You’ll note that a combination of factors are at work here: (1) the load balancing algorithm chosen, (2) configuration options and (3) application usage patterns and behavior.


This is the area in which devops is meant to shine – in the bridging of that gap across applications and the network, in understanding how the two interact, integrate, and work together to achieve high-scalability and well-performing applications. Devops must understand the application but they must also understand how load balancing choices and configurations and options impact the delivery and scalability of that application, and vice-versa. The behavior of an application and its users can impact the way in which a load balancing algorithm performs in reality rather than theory, and the results are often very surprising. Round-robin load balancing, is designed to equally distribute requests across a pool of resources, not workload. Thus in the course of a period of time one application instance in a pool of resources may become overloaded and either become unavailable or exhibit errors that appear only under heavy load while other instances in the same pool may be operating normally and under nominal load conditions.

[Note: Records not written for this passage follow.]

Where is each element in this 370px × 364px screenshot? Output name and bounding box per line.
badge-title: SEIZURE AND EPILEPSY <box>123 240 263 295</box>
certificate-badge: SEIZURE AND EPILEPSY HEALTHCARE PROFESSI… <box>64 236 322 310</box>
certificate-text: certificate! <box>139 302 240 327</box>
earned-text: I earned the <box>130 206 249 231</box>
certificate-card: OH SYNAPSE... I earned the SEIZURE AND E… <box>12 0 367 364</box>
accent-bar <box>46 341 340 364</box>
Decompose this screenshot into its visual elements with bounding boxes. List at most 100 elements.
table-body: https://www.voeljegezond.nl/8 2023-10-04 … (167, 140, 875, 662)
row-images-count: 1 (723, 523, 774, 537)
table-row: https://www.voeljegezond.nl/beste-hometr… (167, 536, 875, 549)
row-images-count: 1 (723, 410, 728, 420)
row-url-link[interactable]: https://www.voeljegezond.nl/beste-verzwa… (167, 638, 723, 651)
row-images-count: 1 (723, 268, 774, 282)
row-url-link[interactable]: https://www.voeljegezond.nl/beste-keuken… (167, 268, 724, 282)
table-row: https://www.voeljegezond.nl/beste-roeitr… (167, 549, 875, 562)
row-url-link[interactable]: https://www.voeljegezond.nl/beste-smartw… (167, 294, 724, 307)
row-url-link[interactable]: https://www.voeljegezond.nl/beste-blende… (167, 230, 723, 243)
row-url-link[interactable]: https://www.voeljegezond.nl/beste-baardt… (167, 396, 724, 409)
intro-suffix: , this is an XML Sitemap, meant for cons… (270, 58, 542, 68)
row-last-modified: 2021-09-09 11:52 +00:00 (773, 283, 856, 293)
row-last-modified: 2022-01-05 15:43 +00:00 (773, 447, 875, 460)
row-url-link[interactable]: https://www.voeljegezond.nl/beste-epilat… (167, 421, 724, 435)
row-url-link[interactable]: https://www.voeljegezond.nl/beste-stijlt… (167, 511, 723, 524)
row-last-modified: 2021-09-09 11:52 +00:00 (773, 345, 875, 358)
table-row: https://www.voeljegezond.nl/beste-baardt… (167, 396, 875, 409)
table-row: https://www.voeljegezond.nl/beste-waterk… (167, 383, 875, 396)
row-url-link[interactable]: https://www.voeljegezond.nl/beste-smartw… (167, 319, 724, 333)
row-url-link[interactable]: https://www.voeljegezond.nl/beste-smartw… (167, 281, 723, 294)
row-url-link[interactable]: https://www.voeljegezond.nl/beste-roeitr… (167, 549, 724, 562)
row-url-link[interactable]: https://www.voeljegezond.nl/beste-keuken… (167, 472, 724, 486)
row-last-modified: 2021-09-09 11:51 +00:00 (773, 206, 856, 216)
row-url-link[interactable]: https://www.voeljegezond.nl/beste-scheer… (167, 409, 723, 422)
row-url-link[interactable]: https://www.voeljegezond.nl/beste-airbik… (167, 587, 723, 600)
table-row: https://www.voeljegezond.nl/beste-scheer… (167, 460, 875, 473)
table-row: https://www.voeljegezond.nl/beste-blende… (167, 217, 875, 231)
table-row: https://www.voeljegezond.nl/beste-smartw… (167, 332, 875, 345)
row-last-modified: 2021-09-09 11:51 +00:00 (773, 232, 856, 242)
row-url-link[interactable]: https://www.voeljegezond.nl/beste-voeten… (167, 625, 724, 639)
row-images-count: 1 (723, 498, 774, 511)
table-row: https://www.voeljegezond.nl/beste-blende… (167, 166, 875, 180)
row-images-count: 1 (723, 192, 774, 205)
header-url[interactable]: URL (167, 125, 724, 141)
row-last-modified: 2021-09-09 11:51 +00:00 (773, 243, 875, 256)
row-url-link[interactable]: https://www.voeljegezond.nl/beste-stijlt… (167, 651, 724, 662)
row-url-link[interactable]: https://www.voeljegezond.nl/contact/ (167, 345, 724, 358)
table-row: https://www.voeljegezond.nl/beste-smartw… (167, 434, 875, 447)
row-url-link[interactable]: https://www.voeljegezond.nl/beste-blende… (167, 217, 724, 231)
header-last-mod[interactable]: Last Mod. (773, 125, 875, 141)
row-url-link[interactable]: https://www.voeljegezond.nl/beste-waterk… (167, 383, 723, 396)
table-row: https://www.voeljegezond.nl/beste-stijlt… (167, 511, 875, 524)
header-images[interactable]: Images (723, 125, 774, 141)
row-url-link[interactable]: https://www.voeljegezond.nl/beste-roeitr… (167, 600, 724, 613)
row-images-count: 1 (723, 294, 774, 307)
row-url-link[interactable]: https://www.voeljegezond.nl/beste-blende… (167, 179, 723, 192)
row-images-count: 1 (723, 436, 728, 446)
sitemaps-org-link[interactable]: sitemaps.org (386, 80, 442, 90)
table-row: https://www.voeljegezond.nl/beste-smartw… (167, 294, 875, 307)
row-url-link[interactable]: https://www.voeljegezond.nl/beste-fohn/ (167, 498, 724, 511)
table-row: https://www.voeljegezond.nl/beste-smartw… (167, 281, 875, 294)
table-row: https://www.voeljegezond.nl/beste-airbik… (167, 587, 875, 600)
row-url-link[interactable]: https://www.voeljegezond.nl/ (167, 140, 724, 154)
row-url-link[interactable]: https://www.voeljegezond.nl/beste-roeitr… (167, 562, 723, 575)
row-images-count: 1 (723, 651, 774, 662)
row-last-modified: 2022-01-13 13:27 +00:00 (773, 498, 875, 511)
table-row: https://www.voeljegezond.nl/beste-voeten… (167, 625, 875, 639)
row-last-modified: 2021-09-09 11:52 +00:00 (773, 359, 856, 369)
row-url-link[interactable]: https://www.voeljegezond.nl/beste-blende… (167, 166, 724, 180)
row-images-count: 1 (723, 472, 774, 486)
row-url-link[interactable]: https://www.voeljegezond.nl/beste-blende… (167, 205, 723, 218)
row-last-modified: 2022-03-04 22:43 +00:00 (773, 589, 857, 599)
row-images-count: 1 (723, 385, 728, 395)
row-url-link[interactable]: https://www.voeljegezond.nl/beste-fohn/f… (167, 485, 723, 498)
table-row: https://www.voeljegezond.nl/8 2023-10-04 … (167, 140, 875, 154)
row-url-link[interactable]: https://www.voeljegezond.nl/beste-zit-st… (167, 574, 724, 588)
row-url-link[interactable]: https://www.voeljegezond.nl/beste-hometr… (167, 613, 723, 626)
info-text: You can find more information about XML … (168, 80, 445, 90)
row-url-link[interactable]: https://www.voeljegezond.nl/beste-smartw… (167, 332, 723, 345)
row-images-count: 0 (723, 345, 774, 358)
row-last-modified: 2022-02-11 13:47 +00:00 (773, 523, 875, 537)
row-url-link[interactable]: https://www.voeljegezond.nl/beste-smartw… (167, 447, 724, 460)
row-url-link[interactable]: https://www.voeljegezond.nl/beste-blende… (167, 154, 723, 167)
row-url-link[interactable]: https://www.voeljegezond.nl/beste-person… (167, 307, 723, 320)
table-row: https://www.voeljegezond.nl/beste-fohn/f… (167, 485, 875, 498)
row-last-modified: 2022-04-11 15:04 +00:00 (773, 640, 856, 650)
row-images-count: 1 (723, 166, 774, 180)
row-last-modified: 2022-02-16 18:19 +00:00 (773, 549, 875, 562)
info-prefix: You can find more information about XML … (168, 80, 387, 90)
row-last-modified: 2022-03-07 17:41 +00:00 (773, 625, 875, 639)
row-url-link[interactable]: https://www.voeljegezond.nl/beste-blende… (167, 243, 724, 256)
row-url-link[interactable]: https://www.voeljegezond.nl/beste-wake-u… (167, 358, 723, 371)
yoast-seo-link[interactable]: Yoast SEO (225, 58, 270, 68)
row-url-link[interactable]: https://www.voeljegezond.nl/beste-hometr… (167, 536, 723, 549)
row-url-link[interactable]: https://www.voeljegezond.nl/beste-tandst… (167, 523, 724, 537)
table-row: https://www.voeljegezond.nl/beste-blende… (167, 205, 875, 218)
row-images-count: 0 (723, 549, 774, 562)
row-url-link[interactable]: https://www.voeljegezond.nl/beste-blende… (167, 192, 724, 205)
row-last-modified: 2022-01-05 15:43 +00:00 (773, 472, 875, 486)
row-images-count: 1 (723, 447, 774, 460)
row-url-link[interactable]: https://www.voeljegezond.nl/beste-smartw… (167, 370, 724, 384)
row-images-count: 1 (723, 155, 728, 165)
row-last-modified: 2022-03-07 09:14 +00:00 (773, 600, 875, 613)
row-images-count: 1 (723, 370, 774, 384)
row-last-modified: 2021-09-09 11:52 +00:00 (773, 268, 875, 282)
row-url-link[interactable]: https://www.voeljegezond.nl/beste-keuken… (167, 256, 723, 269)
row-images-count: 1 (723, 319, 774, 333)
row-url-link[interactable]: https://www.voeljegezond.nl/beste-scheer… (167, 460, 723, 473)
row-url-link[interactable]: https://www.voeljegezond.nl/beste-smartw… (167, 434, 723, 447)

You certainly need to have a basic understanding of load balancing algorithms, especially moving forward toward elastic applications and cloud computing . But once you understand the basics you really need to start examining the bigger picture and determining the best set of options and configurations for each application. This is one of the reasons testing is so important when designing a scalable architecture – to uncover the strange behavior that can often only be discovered under heavy load, to examine the interaction of all the variables and how they impact the actual behavior of the load balancer at run time.